Julia Schuyler was terrible in her wrath, and with that expression in her flashing eyes and about the white quivering lips, she looked equal to anything, and Edith might well have trembled could she have seen the dark-faced girl, who, with clenched fists, threatened to poison her. Julia would not of course acknowledge that she really had murder in her heart, but she felt outraged, and insulted, and disgraced, and as if she must do something to avert the horrible evil threatening them all. But what could she do? To oppose her will to her father’s was like trying to move a mountain of stone with her puny strength. The mountain would not be hurt, and only she would suffer from the attempt.

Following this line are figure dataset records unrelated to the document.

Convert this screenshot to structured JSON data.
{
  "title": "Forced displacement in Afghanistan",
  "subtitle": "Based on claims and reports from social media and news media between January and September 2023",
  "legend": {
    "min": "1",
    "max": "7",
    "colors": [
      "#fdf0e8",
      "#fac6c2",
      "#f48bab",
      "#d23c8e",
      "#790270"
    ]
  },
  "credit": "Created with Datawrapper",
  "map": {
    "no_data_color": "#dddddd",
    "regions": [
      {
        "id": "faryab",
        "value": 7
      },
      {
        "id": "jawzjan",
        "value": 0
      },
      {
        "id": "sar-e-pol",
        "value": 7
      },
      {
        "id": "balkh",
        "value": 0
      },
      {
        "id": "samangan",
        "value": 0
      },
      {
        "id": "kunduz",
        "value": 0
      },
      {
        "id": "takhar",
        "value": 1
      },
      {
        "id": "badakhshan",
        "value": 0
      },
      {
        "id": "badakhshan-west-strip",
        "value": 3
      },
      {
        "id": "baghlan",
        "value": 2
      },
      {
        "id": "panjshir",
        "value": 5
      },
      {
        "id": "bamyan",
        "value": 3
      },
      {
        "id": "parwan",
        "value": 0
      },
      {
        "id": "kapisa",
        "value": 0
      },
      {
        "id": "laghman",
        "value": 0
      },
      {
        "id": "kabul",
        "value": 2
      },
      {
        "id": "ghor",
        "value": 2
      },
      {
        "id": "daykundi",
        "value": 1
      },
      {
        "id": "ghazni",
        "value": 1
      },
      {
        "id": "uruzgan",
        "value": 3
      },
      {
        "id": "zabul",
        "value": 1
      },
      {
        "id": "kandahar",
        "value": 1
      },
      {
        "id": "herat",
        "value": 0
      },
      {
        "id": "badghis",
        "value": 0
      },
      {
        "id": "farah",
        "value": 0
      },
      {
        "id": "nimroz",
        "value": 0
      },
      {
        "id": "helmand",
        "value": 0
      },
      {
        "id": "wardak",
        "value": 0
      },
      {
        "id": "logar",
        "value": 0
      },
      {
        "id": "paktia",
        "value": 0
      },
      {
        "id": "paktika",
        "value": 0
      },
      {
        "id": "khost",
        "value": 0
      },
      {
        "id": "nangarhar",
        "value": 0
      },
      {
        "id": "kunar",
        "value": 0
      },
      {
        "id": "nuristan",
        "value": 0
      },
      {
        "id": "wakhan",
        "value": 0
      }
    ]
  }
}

There was no help, no hope, and when her anger had spent itself she burst into tears and sobbed passionately, just as Emma had done from the first, but with this difference, she cried from wrath and indignant mortification, while Emma’s tears were more for the dead mother whose place was to be filled, and whose death it seemed to her now had only been yesterday.

The governess, who knew that remark of any kind from herself would be resented as impertinent, wisely said nothing, while Alice, too, was silent, except as she occasionally said to Julia, “It is too bad, and I am sorry for you; sorry for us all.”